I don’t know why I think and feel this way. Sometimes I wonder what it is that’s getting me down. Is it work? Is it people? Is it this place? Is it life in general? I haven’t got any answers and I don’t want any answers. I merely want it to go away. I want my happiness and peacefulness back. I want this anger and resentment to leave immediately, but I don’t know what to do to cure it because I don’t know what’s causing it.
I often wonder if I’d be better off now had I gone with my original plan not to return to Indonesia and gone to Kyrgyzstan instead. Maybe I’d be happier and better off, but then again, maybe not. All I know is that now, the only thing I can think about is getting out of this city. I hesitate to say the country, but I don’t hesitate to say this city. It’s slowly killing me in more than one way. How and why someone would voluntarily choose to live here is beyond my comprehension. Maybe if you’ve never known and experienced anything different I can understand it, but for me, I cannot and I never will.
I yearn to fulfil my original dreams again whereas before, I was coasting. I was looking at life from a different perspective, but thankfully my old views have returned and are forcing me to evaluate my life again and, in turn, that is pushing me towards making some radical changes. I want something much better and much more fulfilling than this and I know now that I’ll never find it here. I’ll definitely never find it in Palembang and probably not in Indonesia either. I’ve accepted that fact and I’ve resigned myself to that reality.

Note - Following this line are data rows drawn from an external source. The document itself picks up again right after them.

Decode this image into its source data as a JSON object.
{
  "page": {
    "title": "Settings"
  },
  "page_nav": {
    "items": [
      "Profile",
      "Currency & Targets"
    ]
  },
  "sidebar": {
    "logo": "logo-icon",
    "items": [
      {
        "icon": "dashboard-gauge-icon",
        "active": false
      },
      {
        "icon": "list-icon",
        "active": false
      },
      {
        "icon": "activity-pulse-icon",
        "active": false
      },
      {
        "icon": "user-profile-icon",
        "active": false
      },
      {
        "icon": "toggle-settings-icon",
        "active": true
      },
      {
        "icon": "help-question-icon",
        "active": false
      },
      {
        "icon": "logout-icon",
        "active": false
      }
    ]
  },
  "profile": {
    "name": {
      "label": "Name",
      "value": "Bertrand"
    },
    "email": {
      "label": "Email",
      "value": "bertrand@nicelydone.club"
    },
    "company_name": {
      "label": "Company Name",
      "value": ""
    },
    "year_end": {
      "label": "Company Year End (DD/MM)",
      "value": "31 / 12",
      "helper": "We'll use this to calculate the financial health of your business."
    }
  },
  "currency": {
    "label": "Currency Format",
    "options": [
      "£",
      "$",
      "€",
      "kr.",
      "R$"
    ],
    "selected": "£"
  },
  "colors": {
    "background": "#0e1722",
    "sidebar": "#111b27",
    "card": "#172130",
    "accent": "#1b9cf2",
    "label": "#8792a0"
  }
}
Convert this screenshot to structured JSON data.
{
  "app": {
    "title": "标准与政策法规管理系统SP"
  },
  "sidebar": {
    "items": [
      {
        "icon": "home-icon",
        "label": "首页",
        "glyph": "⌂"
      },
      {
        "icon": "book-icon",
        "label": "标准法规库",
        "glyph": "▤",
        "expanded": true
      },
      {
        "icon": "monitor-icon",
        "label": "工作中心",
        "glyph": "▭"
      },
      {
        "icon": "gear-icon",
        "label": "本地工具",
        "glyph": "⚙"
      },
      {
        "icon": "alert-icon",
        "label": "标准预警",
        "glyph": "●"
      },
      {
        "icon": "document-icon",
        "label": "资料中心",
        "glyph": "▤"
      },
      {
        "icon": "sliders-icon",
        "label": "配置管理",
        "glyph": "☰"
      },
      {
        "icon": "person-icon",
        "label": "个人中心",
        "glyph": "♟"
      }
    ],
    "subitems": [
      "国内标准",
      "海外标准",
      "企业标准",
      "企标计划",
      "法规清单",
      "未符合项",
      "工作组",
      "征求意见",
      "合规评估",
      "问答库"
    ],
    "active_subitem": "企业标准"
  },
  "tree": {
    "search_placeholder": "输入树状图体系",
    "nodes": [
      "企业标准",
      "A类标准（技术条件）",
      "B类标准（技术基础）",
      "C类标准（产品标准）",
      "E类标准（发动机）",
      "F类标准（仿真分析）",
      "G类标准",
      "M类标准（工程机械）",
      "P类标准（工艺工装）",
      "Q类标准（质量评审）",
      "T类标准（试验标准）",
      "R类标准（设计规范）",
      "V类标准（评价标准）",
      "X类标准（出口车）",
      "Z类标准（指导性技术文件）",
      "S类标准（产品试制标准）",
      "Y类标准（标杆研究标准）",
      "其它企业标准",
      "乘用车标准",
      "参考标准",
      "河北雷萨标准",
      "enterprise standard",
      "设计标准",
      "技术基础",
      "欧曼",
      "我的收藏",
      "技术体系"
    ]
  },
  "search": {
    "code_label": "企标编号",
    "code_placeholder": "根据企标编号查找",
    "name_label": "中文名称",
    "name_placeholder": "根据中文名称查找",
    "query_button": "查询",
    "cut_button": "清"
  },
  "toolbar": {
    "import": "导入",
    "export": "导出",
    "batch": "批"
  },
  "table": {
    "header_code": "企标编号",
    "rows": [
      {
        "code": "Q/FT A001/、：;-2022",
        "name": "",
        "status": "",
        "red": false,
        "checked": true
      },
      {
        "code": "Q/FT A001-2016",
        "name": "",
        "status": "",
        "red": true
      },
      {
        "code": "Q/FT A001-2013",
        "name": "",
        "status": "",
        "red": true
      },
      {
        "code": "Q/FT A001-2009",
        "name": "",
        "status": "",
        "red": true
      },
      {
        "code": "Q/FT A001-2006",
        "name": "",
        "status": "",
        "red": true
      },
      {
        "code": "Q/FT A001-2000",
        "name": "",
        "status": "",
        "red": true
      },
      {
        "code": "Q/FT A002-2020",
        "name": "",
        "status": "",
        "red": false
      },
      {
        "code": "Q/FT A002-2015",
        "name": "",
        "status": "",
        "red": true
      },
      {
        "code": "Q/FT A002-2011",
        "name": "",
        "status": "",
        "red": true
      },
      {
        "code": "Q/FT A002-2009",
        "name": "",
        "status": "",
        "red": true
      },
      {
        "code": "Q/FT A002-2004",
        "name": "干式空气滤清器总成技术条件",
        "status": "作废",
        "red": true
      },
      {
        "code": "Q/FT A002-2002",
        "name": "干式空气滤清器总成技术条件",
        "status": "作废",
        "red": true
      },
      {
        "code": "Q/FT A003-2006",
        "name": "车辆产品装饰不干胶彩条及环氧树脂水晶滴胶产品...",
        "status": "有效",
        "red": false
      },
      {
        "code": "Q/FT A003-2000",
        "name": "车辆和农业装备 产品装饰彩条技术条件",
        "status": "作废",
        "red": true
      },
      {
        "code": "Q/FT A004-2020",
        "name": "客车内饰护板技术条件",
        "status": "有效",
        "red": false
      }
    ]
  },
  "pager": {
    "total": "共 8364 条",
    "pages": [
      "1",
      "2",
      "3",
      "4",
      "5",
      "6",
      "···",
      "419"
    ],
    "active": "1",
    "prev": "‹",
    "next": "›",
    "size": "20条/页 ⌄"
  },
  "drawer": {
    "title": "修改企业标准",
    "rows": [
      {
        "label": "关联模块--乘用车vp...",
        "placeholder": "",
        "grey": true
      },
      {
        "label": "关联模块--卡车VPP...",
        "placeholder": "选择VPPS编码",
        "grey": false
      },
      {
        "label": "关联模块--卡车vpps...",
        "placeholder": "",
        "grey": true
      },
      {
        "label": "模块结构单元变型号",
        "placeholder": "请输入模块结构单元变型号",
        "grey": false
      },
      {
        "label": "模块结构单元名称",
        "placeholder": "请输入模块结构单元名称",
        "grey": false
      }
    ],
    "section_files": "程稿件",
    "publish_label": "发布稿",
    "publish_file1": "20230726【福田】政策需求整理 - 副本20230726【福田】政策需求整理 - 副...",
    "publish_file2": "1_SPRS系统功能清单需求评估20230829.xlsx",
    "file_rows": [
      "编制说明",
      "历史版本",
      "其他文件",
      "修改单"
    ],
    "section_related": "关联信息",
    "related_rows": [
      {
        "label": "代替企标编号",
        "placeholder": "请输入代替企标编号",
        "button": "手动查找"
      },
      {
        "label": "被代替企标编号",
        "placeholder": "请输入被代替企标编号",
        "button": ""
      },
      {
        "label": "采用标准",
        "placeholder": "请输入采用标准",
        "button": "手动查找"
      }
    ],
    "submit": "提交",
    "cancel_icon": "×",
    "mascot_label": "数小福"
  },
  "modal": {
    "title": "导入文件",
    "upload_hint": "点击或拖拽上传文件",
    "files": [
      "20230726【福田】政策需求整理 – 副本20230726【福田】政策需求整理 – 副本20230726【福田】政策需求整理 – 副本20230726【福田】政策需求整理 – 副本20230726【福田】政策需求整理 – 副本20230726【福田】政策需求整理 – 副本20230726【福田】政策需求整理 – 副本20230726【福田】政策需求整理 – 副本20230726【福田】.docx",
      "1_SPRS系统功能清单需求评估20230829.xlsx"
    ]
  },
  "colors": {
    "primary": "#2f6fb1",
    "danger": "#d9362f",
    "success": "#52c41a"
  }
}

It’s time to make a move whether others like it or not. I’ve got to live for myself and make decisions that are best for me. I can’t allow myself to get mired in a situation here where I’m unable or unwilling to leave. I’ve got to look at life through my eyes and with realistic expectations. When I do that, I see so many other chances and opportunities that are too good to pass up. I just need a bit of time and reflection for it all to become clearer. That time is starting now. Wish me luck.